Genetic characterization of Bagaza virus (BAGV) isolated in India and evidence of anti-BAGV antibodies in sera collected from encephalitis patients

Vijay P. Bondre1, Gajanan N. Sapkal1, Prasanna N. Yergolkar2, Pradip V. Fulmali1, Vasudha Sankararaman1, Vijay M. Ayachit1, Akhilesh C. Mishra1 and Milind M. Gore1

1 National Institute of Virology, Pashan, Pune 411 021, India
2 National Institute of Virology, Bangalore Field Unit, Bangalore, India

Correspondence
Vijay P. Bondre
vpbondre{at}yahoo.com or
bondrevp{at}icmr.org

During investigations into the outbreak of encephalitis in 1996 in the Kerala state in India, an arbovirus was isolated from a Culex tritaeniorhynchus mosquito pool. It was characterized as a Japanese encephalitis and West Nile virus cross-reactive arbovirus by complement fixation test. A plaque reduction–neutralization test was performed using hyperimmune sera raised against the plaque-purified arbovirus isolate. The sera did not show reactivity with Japanese encephalitis virus and were weakly reactive with West Nile virus. Complete open reading frame sequence analysis characterized the arbovirus as Bagaza virus (BAGV), with 94.80 % nucleotide identity with African BAGV strain DakAr B209. Sera collected from the encephalitic patients during the acute phase of illness showed 15 % (8/53) positivity for anti-BAGV neutralizing antibodies. This is the first report of the isolation of BAGV from India.
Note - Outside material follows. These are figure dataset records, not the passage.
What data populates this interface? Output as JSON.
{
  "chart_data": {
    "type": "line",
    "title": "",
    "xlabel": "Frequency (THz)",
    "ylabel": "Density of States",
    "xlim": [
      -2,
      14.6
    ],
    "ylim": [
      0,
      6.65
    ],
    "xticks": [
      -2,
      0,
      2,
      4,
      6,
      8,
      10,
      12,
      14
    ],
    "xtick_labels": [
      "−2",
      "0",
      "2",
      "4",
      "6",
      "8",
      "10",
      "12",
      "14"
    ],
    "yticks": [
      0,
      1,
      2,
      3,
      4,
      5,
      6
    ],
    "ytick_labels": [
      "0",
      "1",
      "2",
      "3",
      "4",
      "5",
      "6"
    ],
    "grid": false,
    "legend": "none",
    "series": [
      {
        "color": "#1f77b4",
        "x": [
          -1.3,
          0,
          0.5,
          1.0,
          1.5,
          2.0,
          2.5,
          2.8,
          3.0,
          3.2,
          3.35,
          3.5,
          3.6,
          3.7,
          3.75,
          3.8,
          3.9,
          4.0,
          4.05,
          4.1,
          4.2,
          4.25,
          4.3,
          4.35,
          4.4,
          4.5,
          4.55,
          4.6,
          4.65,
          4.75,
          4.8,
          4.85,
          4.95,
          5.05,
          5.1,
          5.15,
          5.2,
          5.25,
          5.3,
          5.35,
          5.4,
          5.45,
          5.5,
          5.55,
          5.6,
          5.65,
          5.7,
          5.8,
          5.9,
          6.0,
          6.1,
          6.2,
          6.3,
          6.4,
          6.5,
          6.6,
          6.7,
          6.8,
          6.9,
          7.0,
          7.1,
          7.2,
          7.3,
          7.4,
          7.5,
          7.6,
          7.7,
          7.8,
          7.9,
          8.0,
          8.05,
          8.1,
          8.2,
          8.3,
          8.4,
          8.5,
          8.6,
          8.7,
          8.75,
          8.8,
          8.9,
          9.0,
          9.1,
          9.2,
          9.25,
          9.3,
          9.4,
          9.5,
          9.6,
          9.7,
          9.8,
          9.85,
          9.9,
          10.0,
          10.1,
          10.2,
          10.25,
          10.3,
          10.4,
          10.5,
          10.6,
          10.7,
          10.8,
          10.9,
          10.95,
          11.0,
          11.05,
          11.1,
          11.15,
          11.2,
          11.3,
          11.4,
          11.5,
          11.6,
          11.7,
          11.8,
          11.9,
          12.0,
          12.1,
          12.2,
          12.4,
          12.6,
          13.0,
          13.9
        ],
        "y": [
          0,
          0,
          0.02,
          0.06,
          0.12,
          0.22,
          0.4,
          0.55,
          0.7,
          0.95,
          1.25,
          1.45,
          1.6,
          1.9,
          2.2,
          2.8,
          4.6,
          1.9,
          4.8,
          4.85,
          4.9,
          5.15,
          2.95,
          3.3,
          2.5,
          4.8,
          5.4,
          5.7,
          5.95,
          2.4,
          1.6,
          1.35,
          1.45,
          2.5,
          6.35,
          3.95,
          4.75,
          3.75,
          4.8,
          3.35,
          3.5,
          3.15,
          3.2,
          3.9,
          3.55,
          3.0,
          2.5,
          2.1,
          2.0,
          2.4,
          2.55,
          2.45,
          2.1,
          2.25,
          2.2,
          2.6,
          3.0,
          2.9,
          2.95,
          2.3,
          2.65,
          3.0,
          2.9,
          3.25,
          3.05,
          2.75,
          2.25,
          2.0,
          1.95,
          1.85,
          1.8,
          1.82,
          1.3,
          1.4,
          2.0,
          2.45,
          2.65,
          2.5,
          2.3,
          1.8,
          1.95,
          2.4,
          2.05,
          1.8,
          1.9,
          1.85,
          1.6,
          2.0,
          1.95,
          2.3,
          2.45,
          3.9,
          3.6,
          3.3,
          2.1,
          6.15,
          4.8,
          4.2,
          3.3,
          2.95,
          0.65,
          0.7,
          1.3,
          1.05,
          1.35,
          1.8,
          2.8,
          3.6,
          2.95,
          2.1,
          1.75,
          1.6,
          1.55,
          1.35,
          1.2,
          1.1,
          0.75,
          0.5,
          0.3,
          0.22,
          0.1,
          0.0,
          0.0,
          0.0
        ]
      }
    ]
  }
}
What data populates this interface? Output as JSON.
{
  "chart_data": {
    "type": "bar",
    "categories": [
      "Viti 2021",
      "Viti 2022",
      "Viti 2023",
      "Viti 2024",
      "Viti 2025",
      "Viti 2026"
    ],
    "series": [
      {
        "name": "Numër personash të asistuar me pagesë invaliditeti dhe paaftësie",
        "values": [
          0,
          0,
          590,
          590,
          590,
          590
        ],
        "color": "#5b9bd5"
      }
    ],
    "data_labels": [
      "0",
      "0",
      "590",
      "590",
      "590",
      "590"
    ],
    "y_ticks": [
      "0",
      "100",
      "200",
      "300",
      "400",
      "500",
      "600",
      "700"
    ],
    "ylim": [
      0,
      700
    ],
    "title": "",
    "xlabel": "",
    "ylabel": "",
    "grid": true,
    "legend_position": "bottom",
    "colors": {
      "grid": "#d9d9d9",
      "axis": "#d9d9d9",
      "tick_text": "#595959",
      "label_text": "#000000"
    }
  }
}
The presence of anti-BAGV neutralizing antibodies suggests that the human population has been exposed to BAGV.

The GenBank/EMBL/DDBJ accession number of the Indian Bagaza virus isolate sequenced in this paper is EU684972.

A supplementary figure showing the phylogenetic analysis of BAGV based on nucleocapsid, membrane, non-structural (NS) 1, NS2, NS3, NS4 and NS5 gene sequences is available with the online version of this paper.